Seria de provar, com dados certificados pelas entidades oficiais que participaram e participam na emissão desses documentos, o número de processos, as tipologias e a natureza dos mesmos. O número de processos que havia à data da entrada em funções do Governo e o número de processos que há hoje.
O esclarecimento de todas estas questões é essencial ao tratamento rigoroso, sereno, fundamentado, de um tema atualmente sensível em todas as sociedades europeias. Por razões que têm a ver com a confiança nas instituições democráticas e com os valores do humanismo inscritos na Constituição da República.
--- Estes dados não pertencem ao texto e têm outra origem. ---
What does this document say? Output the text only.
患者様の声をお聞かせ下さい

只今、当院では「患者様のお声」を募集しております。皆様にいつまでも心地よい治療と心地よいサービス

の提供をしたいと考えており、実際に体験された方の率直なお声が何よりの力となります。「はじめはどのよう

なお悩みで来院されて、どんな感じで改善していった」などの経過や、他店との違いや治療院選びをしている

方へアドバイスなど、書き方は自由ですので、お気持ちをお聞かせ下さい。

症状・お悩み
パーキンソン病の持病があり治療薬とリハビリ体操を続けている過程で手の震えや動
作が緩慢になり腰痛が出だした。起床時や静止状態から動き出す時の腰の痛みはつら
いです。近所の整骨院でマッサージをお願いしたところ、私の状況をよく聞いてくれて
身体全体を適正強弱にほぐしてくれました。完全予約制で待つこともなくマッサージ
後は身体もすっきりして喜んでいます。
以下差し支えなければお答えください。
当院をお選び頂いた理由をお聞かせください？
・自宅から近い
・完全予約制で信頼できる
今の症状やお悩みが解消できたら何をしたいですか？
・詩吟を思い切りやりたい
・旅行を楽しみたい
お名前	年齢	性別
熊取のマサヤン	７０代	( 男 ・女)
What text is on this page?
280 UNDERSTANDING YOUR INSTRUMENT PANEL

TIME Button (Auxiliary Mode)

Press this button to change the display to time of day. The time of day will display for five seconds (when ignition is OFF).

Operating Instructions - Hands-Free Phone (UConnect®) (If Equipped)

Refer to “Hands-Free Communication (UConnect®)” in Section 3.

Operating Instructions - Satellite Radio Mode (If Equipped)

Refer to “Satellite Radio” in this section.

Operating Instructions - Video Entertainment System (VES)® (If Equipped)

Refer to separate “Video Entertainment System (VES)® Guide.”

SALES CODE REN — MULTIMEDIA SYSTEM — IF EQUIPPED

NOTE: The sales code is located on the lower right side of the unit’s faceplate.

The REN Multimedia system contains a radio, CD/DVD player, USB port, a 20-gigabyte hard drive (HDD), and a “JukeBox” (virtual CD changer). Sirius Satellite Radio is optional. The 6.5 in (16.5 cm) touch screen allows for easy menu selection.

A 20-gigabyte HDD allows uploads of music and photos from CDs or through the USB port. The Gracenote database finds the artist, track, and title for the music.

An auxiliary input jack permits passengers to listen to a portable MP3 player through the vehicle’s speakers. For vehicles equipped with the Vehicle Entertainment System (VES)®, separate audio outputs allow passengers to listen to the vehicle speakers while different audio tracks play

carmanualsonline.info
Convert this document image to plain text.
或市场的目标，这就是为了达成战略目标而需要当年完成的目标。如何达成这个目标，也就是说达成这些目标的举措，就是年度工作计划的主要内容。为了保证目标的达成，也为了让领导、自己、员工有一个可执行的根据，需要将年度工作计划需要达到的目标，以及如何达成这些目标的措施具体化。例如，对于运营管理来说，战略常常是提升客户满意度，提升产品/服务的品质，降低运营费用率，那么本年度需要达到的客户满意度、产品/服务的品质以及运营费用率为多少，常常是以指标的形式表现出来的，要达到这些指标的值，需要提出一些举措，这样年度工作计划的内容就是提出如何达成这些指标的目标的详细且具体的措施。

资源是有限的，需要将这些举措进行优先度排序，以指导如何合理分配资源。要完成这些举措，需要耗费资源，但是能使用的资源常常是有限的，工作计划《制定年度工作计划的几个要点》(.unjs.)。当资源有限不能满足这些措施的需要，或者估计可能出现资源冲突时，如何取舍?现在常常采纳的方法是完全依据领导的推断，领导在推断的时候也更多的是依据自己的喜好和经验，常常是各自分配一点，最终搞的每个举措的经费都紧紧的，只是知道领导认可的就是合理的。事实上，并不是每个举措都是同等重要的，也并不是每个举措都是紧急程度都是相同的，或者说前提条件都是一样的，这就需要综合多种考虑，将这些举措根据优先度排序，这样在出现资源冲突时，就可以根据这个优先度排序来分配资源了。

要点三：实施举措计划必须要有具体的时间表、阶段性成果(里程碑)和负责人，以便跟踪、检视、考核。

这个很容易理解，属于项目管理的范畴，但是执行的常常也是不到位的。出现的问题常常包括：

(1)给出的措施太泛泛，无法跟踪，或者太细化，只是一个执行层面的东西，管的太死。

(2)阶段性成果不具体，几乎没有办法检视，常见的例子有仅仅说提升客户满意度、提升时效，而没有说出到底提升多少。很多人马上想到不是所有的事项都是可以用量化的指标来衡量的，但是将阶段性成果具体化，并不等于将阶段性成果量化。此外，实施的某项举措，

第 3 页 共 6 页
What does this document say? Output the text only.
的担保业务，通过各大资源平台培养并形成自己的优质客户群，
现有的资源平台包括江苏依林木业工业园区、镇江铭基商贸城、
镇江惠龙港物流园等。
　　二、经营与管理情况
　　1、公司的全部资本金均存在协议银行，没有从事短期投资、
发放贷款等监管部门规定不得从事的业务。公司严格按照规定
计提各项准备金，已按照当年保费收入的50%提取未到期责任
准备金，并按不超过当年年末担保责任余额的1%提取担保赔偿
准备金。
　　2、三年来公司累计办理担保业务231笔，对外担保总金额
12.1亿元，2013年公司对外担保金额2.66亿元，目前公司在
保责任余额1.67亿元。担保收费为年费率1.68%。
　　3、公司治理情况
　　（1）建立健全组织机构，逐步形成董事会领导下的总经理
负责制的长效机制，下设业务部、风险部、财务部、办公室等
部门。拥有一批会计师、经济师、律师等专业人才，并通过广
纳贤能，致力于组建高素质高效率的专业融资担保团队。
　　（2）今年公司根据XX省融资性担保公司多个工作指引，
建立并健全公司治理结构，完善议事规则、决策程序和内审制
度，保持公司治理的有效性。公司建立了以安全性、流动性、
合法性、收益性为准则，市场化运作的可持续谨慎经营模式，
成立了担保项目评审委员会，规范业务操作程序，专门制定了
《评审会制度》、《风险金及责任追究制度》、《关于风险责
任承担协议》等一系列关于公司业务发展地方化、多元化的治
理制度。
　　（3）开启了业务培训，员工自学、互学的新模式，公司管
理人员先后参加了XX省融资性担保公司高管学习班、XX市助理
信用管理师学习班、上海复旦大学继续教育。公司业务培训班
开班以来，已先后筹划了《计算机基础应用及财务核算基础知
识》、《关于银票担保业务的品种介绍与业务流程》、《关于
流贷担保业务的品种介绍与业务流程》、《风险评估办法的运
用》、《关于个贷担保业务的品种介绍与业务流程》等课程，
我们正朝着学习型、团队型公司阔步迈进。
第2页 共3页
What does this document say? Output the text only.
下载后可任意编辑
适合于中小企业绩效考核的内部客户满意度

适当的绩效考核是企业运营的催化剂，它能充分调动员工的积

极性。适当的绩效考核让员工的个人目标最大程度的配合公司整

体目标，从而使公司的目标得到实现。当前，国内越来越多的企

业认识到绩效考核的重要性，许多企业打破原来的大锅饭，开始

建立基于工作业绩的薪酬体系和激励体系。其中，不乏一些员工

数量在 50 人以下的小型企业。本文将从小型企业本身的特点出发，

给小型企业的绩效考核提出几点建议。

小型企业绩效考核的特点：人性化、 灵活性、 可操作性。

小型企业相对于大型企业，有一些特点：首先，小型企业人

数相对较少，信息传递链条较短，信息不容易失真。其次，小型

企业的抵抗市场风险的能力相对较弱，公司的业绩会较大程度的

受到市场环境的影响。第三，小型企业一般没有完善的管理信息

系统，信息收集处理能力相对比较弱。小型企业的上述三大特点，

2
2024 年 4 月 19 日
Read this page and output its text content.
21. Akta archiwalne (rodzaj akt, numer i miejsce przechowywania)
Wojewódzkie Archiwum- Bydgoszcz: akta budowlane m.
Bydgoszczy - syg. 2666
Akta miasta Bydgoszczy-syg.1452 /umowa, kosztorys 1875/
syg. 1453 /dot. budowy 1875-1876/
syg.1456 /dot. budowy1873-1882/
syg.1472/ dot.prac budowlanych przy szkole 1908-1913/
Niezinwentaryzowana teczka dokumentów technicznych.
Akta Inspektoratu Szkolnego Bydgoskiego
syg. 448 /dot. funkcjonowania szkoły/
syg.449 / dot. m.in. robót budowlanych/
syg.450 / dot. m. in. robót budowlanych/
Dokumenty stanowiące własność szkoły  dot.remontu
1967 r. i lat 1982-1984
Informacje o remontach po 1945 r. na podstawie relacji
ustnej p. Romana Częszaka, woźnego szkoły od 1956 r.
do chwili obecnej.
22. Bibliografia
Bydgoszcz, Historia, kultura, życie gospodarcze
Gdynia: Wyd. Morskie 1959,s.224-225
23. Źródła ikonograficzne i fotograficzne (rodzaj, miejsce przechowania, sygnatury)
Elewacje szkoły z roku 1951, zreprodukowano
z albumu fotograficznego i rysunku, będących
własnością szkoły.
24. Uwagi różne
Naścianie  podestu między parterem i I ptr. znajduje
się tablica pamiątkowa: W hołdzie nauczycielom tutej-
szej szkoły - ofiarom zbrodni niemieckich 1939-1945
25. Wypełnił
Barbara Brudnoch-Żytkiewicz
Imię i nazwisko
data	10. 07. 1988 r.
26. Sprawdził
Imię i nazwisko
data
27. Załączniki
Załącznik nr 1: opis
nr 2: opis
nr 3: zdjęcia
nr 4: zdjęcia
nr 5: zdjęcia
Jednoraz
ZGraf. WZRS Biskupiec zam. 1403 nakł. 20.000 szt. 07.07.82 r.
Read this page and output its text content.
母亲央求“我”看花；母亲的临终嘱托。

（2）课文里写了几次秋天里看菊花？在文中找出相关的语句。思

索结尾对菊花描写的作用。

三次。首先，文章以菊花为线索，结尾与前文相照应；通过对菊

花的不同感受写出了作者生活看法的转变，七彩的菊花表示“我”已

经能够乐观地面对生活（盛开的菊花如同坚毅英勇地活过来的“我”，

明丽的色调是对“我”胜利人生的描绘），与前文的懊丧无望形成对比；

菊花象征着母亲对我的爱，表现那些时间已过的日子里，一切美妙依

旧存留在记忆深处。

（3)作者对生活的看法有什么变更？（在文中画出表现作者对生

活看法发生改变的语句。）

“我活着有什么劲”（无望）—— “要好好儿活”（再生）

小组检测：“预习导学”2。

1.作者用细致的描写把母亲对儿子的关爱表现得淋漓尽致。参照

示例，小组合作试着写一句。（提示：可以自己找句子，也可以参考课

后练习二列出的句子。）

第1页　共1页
Como provam os estudos científicos, o ‘efeito chamada’ está no crescimento da economia. No entanto, há aspetos que podem e devem ser melhorados: no que respeita ao rigor relativo ao contrato-promessa e contrato de trabalho e à sua fiscalização por parte da Autoridade para as Condições do Trabalho; no que respeita aos termos em que atesta a residência e devida fiscalização por parte dos serviços de fiscalização municipais, considerando que é ao município que compete conceder a licença de habitabilidade ou de utilização e à partilha de informação e à cooperação entre as diversas autoridades que podem e devem contribuir para regular a vida em sociedade. Se cada parte cumprir os seus deveres, será mais fácil criar as condições para o acolhimento e a integração.
Sobre o tema sensível das migrações há que reafirmar os princípios e orientações que o país assumiu no âmbito do Pacto para as Migrações no quadro da ONU e no âmbito da União Europeia. Migrações reguladas e seguras na origem, no trânsito e no destino. Aqui, há que trabalhar nas políticas de integração. O que dará para outro texto.